The final jobs report before the general election shows a gain of just 661,000 jobs for September and the unemployment fell from 8.4 percent to 7.9 percent, according to data released Friday by the Bureau of Labor Statistics.
Over the summer the unemployment rate fell from its lockdown spike of 14.7 percent to 8.4 percent by August, but the pace of gains has drastically slowed, pointing toward a protracted period of fragile recovery that could be further imperiled if infection rates worsen.
It’s a “steady flood of job loss,” said Bill Scribbs, an economist for the AFL-CIO labor union. “The next six months… look pretty bad because what happened in August with people using so much credit is they’re going to be reticent to spend money by Christmas. We won’t have enough jobs back by November.”
The data for the monthly jobs report comes from a survey of workers conducted the week of the 12th of the prior month. Fresher data shows scant signs of economic recovery. Initial jobless claims this week were about 837,000, a number the country has hovered around since lockdowns lifted.
Smaller employers are having difficulty holding on and we are now seeing the effect of the big company layoffs.
“We are still experiencing eye-watering levels of conventional claims,” Daniel Alpert, senior fellow in financial macroeconomics at Cornell Law School, told NBC News in an email. “Smaller employers are having difficulty holding on and we are now seeing the effect of the big company layoffs.”
Data in this jobs report is not fully updated for California, which paused claims for two weeks in order to process a backlog of 600,000 claims and over 1 million claims.
This jobs report is an important benchmark for President Donald Trump, who has pegged his success to the gyrations of the stock market and the overall jobs number, and will give him a figure to tout or dismiss in the final weeks before Nov. 3.

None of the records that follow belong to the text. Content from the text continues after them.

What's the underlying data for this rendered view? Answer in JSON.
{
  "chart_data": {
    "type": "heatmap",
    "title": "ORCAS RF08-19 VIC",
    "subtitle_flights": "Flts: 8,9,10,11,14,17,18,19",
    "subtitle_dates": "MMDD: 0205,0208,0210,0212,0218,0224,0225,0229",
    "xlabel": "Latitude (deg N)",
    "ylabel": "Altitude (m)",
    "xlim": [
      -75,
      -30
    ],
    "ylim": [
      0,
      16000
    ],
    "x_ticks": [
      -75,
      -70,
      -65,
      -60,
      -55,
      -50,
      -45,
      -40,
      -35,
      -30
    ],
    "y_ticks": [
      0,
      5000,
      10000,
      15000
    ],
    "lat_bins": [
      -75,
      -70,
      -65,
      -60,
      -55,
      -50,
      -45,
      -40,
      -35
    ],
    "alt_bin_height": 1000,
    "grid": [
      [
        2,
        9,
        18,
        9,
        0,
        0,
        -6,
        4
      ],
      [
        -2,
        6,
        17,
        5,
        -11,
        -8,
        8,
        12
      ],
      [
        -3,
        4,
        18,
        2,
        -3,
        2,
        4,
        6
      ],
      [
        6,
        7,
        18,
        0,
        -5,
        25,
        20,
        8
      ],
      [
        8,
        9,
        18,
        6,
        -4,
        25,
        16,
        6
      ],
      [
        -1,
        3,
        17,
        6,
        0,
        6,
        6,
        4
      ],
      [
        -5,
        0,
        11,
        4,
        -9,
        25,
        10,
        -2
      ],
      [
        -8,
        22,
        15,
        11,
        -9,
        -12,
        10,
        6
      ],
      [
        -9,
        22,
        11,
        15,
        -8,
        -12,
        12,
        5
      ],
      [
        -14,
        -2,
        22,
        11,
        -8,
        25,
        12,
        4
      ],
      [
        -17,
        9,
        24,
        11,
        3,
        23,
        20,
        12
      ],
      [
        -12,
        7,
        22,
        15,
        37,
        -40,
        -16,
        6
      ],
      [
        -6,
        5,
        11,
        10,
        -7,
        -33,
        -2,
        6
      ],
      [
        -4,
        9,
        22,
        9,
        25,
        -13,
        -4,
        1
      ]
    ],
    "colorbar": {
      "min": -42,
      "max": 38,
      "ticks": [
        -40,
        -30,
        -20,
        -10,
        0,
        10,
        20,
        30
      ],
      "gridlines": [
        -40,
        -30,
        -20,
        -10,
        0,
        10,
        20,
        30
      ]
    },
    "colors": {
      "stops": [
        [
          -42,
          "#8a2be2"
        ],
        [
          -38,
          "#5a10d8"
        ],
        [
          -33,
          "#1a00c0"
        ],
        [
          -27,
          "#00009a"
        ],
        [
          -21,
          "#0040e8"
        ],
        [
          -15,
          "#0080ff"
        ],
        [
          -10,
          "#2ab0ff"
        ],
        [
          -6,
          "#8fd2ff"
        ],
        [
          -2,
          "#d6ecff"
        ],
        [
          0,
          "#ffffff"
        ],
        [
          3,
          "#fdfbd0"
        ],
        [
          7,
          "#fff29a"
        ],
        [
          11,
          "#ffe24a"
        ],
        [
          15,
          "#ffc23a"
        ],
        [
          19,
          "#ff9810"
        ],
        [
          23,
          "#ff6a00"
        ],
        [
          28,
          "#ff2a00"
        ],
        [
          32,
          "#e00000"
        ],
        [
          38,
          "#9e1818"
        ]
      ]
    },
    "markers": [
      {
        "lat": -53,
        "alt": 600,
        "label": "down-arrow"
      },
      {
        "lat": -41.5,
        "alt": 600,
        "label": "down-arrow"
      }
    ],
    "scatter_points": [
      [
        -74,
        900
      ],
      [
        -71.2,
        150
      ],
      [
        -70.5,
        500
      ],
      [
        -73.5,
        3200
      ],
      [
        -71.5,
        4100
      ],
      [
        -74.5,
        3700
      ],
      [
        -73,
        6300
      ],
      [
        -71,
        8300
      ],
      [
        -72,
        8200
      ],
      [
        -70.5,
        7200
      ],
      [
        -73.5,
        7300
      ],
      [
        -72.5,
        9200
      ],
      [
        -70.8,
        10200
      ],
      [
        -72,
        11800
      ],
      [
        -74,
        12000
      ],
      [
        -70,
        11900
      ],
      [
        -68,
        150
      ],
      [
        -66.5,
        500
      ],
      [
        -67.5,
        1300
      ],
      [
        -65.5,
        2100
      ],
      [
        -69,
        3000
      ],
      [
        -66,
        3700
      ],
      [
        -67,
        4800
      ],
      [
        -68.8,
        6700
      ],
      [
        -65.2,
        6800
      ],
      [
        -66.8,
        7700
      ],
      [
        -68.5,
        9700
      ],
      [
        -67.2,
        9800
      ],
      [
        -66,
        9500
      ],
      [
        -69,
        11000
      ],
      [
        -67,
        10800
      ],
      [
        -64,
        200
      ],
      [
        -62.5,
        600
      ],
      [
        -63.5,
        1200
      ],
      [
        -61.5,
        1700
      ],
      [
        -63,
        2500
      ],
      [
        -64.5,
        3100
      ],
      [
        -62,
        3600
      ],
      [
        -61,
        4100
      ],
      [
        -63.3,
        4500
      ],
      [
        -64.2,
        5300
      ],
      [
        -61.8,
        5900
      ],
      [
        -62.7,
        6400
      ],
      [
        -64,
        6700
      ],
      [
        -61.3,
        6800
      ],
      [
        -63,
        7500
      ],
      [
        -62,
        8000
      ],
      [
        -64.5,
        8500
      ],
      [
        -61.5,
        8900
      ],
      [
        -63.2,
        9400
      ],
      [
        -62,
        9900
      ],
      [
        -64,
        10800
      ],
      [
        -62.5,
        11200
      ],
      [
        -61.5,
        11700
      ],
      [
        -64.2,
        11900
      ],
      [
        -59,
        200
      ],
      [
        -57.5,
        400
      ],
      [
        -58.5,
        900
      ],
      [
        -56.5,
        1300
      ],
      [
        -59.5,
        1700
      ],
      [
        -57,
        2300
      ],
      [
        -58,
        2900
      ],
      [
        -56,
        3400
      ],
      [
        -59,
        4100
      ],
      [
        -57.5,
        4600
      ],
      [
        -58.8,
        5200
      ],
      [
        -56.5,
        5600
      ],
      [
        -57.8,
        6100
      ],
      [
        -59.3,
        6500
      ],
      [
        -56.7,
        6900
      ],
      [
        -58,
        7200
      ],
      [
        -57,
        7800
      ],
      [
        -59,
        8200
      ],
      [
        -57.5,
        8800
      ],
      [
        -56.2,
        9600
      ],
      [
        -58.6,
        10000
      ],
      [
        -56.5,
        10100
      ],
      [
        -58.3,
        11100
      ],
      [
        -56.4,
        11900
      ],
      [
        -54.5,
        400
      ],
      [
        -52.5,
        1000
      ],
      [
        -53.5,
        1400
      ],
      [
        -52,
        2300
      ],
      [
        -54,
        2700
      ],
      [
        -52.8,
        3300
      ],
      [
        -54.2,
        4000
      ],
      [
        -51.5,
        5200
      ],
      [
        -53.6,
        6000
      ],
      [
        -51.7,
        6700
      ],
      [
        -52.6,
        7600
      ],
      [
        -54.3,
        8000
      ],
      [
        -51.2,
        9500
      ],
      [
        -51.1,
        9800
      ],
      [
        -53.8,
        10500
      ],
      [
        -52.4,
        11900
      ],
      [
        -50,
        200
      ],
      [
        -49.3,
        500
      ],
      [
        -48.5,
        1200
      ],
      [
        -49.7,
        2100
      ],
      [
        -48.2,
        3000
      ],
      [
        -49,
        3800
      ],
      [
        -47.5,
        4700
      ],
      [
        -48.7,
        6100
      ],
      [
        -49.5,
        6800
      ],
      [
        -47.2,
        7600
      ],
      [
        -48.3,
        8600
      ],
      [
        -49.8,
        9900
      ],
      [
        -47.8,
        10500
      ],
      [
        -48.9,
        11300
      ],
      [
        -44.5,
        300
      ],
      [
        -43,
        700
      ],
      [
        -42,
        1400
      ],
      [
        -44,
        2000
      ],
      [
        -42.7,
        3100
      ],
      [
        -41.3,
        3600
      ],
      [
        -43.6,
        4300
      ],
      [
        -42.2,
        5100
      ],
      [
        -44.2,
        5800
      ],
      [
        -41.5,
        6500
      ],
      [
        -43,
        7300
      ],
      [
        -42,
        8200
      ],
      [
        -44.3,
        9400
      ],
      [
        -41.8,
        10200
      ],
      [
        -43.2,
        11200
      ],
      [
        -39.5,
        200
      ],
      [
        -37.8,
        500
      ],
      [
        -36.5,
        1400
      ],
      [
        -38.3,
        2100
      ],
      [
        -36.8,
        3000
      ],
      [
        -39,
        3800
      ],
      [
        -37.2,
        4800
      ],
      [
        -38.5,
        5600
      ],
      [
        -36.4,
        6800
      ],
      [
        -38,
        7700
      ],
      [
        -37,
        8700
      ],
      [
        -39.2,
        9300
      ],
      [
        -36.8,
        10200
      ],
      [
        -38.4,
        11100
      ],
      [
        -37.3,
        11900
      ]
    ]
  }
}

Trump repeatedly claimed before and after his 2016 election that he will be “the greatest jobs president God ever created.” However, an overall 4.7 million net jobs have been lost during the Trump administration. Despite coasting on the back of the longest labor expansion in U.S. history, Trump has failed to execute any specific job creation policies, except for tax cuts principally benefiting corporations and the wealthy.
During Tuesday’s debates Democratic candidate Joe Biden incorrectly said that Trump will be the only president leaving office with fewer jobs overall than when he entered. As far as recorded government data shows, Trump would actually be the first since Herbert Hoover lost the presidency as Great Depression job losses then gripped the nation.
Only 246,000 net manufacturing jobs have been added during Trump’s administration. But during the debate he falsely claimed over 700,000 had been added.
By February of 2020, only 483,000 manufacturing jobs were added. By August, 237,000 were lost.
With the pandemic nearing its seventh month, the jobless toll continues to mount. The axe has fallen particularly heavily this week: Tens of thousands of airline employees were furloughed on Wednesday after months of negotiations failed to produce a deal that would extend funding. Disney announced on Tuesday it would be laying off 28,000 workers. Oil giant Royal Dutch Shell confirmed this week it will lose 9,000 employees, and refiner Marathon Petroleum said Thursday it would be cutting 12 percent of its workforce. Allstate will also cut 3,800 jobs.
Hiring for the holiday shopping season will bring down some unemployment. Big-box retailers such as Walmart, Target and Best Buy have already started hiring thousands of associates, with the bulk of those positions in warehousing and fulfillment.
As infections spike in some areas and experts warn of a winter surge in cases, perils persist — most especially in industries directly exposed to coronavirus dangers. Up to 50 percent of New York City restaurants could permanently close in the next six months, according to a new report by the state comptroller, slashing jobs for waiters and restaurant staff and sales for their suppliers.
The majority of economists agree that the shape of the nation’s economic recovery will be a “reverse radical symbol” where activity starts at a high level, plunges, and then returns to a lower level with a long period of extremely slow recovery.
Trump said during the debates that the recovery would be “V-shaped,” indicating a sharp decrease followed by a swift return to the way things were.
That’s only true for the fortunes of tech giants, which have soared in the rush to online shopping, internet-based activity, and cloud computing services.
Amid the doom and dread, there are some glimmers.
“Businesses have more certainty now that the new normal will be here for a long time,” said Julia Pollak, a labor economist at jobs site ZipRecruiter. “That is leading many disrupted industries to restructure, close locations, and finally convert furloughs to permanent layoffs. But it is also leading industries that have benefited from the crisis to expand their capital investments and hiring plans. Companies that were hedging before are now making the leap, reinventing themselves, pivoting to providing services online, outdoors, or in homes, and spreading the word.”
She predicts gains will be relatively small for the next several months, between 500,000 to 1.5 million, compared to the 11 million they have to make up for.
“Behind the topline figures, we’ll continue to see tremendous churn for the next few months,” Pollak said.